Belgarath seemed not to sleep at all once they entered the forest. Each evening, as Silk and Garion wearily rolled themselves in their blankets, the old sorcerer threaded his way back into the shadowy trees and disappeared. Once, several hours past dusk on a night filled with starlight, Garion awoke briefly and heard the loping touch of paws skittering lightly across a leaf carpeted clearing; even as he drifted back to sleep, he understood. The great silver wolf who was his grandfather roamed the night, scouring the surrounding forest for any hint of pursuit or danger.

The old man’s nocturnal roamings were as silent as smoke, but they did not pass unnoticed. Early one morning, before the sun rose and while the trees were still hazy and half obscured by ground fog, several shadowy shapes drifted among the dark trunks and stopped not far away. Garion, who had just risen and was preparing to stir up the fire, froze half bent over. As he slowly straightened, he could feel eyes on him, and his skin prickled peculiarly. Perhaps ten feet away stood a huge, dark gray wolf. The wolf’s expression was serious, and its eyes were as yellow as sunlight. There was an unspoken question in those golden eyes, and Garion realized that he understood that question.

“One wonders why you are doing that?”

“Doing what?” Garion asked politely, responding automatically in the language of wolves.

“Going about in that peculiar form.”

“It’s necessary to do it.”

“Ah.” With exquisite courtesy the wolf did not pursue the matter further. “One is curious to know if you don’t find it somewhat restricting,” he noted however.

“It’s not as bad as it looks – once one gets used to it.”

The wolf looked unconvinced.
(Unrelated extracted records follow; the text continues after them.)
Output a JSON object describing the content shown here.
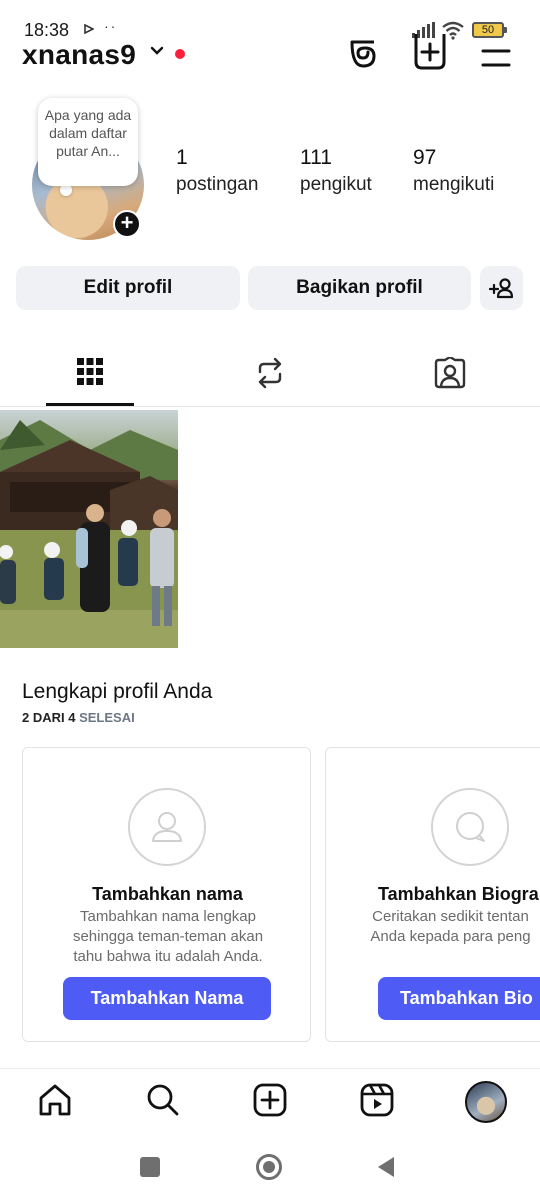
{
  "status_bar": {
    "time": "18:38",
    "dots": "··",
    "battery": "50"
  },
  "header": {
    "username": "xnanas9"
  },
  "note": {
    "text": "Apa yang ada dalam daftar putar An..."
  },
  "stats": [
    {
      "value": "1",
      "label": "postingan"
    },
    {
      "value": "111",
      "label": "pengikut"
    },
    {
      "value": "97",
      "label": "mengikuti"
    }
  ],
  "actions": {
    "edit": "Edit profil",
    "share": "Bagikan profil"
  },
  "complete_profile": {
    "title": "Lengkapi profil Anda",
    "progress": "2 DARI 4",
    "progress_suffix": "SELESAI",
    "cards": [
      {
        "title": "Tambahkan nama",
        "desc": "Tambahkan nama lengkap sehingga teman-teman akan tahu bahwa itu adalah Anda.",
        "button": "Tambahkan Nama"
      },
      {
        "title": "Tambahkan Biogra",
        "desc": "Ceritakan sedikit tentan Anda kepada para peng",
        "button": "Tambahkan Bio"
      }
    ]
  },
  "colors": {
    "accent": "#4f5bf5",
    "live_dot": "#ff1f3d",
    "button_bg": "#eff1f4"
  },
  "icons": [
    "threads-icon",
    "add-post-icon",
    "menu-icon",
    "grid-icon",
    "reposts-icon",
    "tagged-icon",
    "home-icon",
    "search-icon",
    "create-icon",
    "reels-icon"
  ]
}
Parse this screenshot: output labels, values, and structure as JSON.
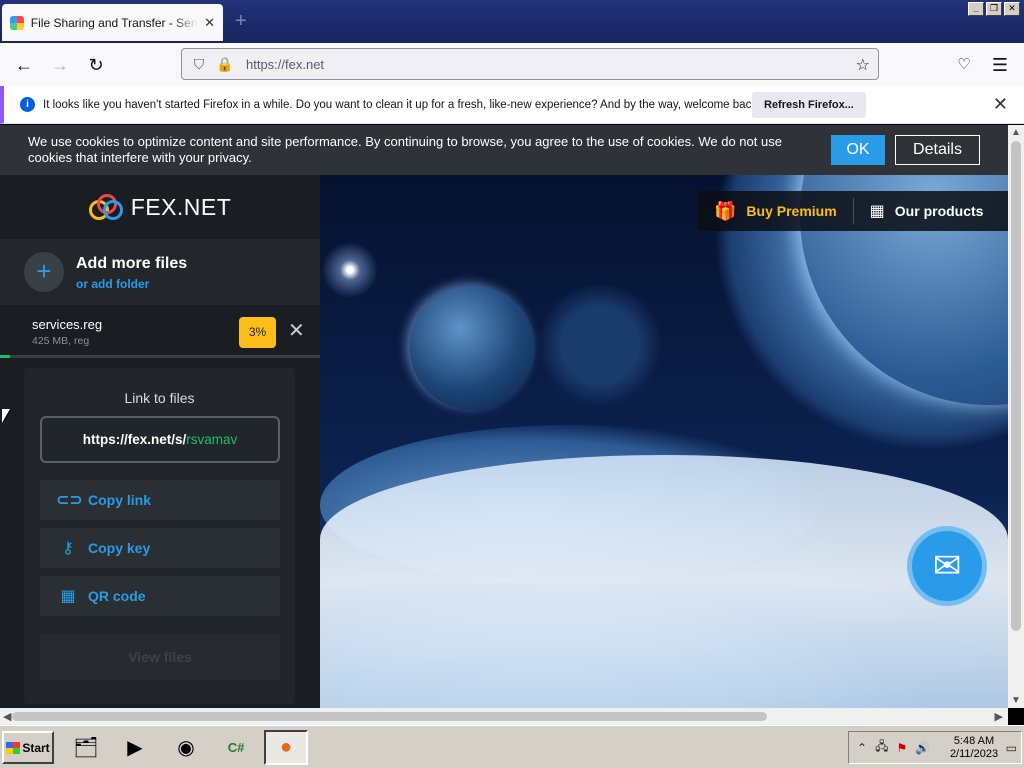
{
  "browser": {
    "tab_title": "File Sharing and Transfer - Send La",
    "url": "https://fex.net"
  },
  "notification": {
    "message": "It looks like you haven't started Firefox in a while. Do you want to clean it up for a fresh, like-new experience? And by the way, welcome back!",
    "button": "Refresh Firefox..."
  },
  "cookie": {
    "text": "We use cookies to optimize content and site performance. By continuing to browse, you agree to the use of cookies. We do not use cookies that interfere with your privacy.",
    "ok": "OK",
    "details": "Details"
  },
  "site": {
    "logo_text": "FEX.NET",
    "add_files": "Add more files",
    "add_folder": "or add folder",
    "buy_premium": "Buy Premium",
    "our_products": "Our products"
  },
  "file": {
    "name": "services.reg",
    "meta": "425 MB, reg",
    "percent": "3%",
    "progress": 0.03
  },
  "share": {
    "label": "Link to files",
    "link_base": "https://fex.net/s/",
    "link_key": "rsvamav",
    "copy_link": "Copy link",
    "copy_key": "Copy key",
    "qr_code": "QR code",
    "view_files": "View files"
  },
  "taskbar": {
    "start": "Start",
    "time": "5:48 AM",
    "date": "2/11/2023"
  },
  "colors": {
    "accent_blue": "#2a9be8",
    "premium_yellow": "#fbbd1a",
    "link_green": "#19c06a"
  }
}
He sat down on his haunches. “One has seen the other one several times in the past few darknesses,” he said in the manner of wolves, “and one is curious to know why you and he have come into our range.”

Garion knew instinctively that his answer to that question was going to be very important. “We are going from one place to another,” he replied carefully. “It is not our intention to seek dens or mates in your range or to hunt the creatures that are yours.” He could not have explained how he knew what to say.

The wolf seemed satisfied with his response. “One would be pleased if you would present our esteem to the one with fur like frost,” he said formally. “One has noted that he is worthy of great respect.”

“One would be pleased to give him your words,” Garion responded, a bit surprised at how easily the elaborate phrasing came to him.

The wolf lifted his head and sniffed at the air. “It is time for us to hunt,” he said. “May you find what you seek.”

“May your hunt be successful,” Garion returned.

The wolf turned and padded back into the fog, followed by his companions.

“On the whole, you handled that rather well, Garion,” Belgarath said from the deep shadows of a nearby thicket.